Heribert Prantl, Jurist und Journalist (u. a. Süddeutsche Zeitung), ausgewiesener Kenner und Kommentator des Grundgesetzes, nimmt seine Gäste mit in aktuelle Einschätzungen und Gedanken zum Grundgesetz und steht im Anschluss für Fragen der Schüler*innen und Gäste zur Verfügung.
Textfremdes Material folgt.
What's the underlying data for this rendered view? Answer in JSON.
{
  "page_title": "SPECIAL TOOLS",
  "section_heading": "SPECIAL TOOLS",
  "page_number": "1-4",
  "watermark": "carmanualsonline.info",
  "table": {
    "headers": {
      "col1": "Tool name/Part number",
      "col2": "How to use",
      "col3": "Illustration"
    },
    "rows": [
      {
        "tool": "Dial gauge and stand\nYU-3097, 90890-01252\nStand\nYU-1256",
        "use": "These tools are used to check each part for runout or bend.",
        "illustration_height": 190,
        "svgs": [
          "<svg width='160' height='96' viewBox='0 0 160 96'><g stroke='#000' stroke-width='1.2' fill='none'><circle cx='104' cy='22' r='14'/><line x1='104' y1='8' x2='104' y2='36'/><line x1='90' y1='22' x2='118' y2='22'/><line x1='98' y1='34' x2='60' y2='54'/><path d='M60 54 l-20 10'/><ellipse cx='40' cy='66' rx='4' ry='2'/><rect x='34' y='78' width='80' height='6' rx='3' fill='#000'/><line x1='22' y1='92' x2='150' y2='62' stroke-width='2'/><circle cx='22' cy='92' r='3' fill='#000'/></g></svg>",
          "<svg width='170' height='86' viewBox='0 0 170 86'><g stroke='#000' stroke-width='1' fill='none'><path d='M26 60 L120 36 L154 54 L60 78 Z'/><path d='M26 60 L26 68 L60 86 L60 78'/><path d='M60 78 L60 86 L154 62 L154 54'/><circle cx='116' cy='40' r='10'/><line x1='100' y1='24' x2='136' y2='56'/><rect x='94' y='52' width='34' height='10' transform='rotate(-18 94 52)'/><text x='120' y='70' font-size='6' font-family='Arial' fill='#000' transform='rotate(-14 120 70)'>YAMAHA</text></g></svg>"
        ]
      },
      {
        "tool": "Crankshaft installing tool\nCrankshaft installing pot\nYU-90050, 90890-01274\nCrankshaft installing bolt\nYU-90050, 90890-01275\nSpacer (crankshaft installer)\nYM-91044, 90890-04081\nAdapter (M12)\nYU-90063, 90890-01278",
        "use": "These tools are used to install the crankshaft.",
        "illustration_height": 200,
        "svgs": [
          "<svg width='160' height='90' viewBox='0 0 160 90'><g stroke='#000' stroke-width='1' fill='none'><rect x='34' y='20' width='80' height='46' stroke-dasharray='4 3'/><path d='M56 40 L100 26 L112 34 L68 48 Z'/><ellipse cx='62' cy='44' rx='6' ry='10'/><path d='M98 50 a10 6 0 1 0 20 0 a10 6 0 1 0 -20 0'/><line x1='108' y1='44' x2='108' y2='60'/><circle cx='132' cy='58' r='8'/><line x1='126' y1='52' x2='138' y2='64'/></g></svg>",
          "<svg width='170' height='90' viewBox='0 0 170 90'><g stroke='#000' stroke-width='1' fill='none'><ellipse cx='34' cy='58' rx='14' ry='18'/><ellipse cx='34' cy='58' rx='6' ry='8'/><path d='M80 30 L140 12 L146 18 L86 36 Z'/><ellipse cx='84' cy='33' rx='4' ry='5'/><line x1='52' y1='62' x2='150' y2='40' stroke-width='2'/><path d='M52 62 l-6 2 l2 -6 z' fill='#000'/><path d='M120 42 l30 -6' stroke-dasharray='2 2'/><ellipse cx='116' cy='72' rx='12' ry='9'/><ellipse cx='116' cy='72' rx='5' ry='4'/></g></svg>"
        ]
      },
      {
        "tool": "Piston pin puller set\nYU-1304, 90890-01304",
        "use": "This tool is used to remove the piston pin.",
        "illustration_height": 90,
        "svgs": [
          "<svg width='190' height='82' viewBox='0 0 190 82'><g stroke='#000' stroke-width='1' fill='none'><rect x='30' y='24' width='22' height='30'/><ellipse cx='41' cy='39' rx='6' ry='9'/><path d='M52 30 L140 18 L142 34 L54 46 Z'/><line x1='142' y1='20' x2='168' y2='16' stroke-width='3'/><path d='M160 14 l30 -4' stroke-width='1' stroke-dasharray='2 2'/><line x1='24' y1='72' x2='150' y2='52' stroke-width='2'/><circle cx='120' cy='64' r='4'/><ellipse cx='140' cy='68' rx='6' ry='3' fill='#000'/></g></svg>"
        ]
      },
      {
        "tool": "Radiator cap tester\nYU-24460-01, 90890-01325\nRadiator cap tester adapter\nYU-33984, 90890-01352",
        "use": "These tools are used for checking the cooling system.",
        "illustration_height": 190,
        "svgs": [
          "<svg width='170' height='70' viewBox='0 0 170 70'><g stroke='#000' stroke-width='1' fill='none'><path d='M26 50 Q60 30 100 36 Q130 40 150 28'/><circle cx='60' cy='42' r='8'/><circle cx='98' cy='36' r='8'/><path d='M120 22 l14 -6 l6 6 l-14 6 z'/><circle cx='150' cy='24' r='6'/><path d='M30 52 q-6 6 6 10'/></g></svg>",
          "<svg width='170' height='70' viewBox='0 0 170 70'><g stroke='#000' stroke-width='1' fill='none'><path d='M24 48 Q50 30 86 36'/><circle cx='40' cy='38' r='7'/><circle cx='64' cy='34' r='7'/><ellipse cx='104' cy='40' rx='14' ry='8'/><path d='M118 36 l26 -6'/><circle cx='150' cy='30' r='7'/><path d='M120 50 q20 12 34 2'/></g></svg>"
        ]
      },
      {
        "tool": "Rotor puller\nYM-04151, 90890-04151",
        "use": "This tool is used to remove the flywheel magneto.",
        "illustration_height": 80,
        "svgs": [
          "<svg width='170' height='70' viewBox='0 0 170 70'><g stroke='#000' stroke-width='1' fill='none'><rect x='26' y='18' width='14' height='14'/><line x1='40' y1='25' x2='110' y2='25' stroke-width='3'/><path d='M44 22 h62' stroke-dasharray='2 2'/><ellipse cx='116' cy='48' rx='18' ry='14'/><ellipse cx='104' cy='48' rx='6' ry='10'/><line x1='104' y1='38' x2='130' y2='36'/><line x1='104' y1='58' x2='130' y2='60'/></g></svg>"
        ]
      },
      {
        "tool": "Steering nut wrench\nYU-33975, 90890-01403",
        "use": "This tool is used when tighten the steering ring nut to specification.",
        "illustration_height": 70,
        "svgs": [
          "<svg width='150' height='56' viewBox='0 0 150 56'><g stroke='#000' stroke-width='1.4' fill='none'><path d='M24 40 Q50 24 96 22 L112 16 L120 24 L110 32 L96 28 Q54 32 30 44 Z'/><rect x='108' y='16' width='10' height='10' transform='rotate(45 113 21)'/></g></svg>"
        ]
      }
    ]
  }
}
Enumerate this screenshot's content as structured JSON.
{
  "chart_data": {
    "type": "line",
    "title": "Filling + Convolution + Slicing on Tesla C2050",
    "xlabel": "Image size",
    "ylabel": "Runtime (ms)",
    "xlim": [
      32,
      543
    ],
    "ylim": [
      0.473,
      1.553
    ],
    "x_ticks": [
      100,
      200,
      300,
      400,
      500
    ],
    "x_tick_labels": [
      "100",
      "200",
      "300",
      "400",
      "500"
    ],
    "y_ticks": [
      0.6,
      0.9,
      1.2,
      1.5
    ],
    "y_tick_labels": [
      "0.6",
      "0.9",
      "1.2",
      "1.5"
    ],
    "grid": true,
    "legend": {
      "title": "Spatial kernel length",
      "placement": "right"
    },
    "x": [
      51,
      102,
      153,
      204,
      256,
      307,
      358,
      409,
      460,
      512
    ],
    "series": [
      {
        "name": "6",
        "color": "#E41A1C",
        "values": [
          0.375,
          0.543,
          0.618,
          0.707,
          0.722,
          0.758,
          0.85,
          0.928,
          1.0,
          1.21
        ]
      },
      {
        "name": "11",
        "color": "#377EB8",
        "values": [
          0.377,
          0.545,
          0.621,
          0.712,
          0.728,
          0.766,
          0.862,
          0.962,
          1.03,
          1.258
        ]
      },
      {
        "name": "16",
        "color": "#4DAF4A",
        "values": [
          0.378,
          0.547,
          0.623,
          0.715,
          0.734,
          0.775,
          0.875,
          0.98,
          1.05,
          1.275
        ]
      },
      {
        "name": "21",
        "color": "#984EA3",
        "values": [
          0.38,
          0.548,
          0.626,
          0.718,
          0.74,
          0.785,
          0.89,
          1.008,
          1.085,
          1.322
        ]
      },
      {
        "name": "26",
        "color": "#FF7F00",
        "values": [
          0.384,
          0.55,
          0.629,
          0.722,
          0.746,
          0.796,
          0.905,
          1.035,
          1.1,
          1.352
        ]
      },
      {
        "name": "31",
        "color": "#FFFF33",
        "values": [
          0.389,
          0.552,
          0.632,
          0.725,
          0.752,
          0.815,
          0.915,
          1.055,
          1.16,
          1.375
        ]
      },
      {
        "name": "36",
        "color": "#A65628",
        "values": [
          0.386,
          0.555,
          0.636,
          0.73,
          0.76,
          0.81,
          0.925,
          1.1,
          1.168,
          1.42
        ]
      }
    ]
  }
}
Demokratie ist nicht irgendwann mal vom Himmel gefallen und dann für immer da. Demokratie muss man lernen, immer und immer wieder. Demokratie beginnt in der Schule, sie ist ein Lebensprinzip. Es gibt gleichwohl Leute die meinen,. Demokratie sei nicht mehr als eine Kiste: neunzig Zentimeter hoch und 23 Zentimeter breit; oben hat die Demokratie einen Deckel mit Schlitz. Alle paar Jahre, in Deutschland immer an einem Sonntag, kommen dann viele Leute zu diesen Kisten. Die Kiste heißt „Urne“, also genauso wie das Gefäß, in dem die Asche von Verstorbenen aufbewahrt wird. Wahlurne – das ist eigentlich ein merkwürdiger Name, denn die Demokratie wird ja an diesen Tagen nicht verbrannt und beerdigt. Im Gegenteil: sie wird geboren, immer wieder neu, alle paar Jahre.
Demokratie ist aber sehr viel mehr als nur eine Wahl und eine Mehrheitsentscheidung. Demokratie ist eine Wertegemeinschaft. Diese Werte stehen im Grundgesetz. Dieses Grundgesetz wird jetzt 75 Jahre alt. Es gehört zum Besten, was den Deutschen in ihrer langen Geschichte passiert ist. Das Grundgesetz ist ein Wunder, dem freilich auch Wunden geschlagen worden sind. Menschen in diesem Alter sind schon lang in Pension. Vom Grundgesetz wünsche ich mir das nicht. Ich wünsche unserer Verfassung nicht den Ruhestand, sondern neue Kraft und neue Stärke. Ich wünsche mir Grundrechte, auf die sich die Bürgerrinnen und Bürger verlassen können; ich wünsche mir Gerichte, Parlamente und eine couragierte Gesellschaft, die diese Grundrechte verteidigen: gegen Rassisten und Ausländerhasser, gegen Entsolidarisierung, gegen Datensammelwahnsinn und Überwachung, gegen Krieg und Gewalt.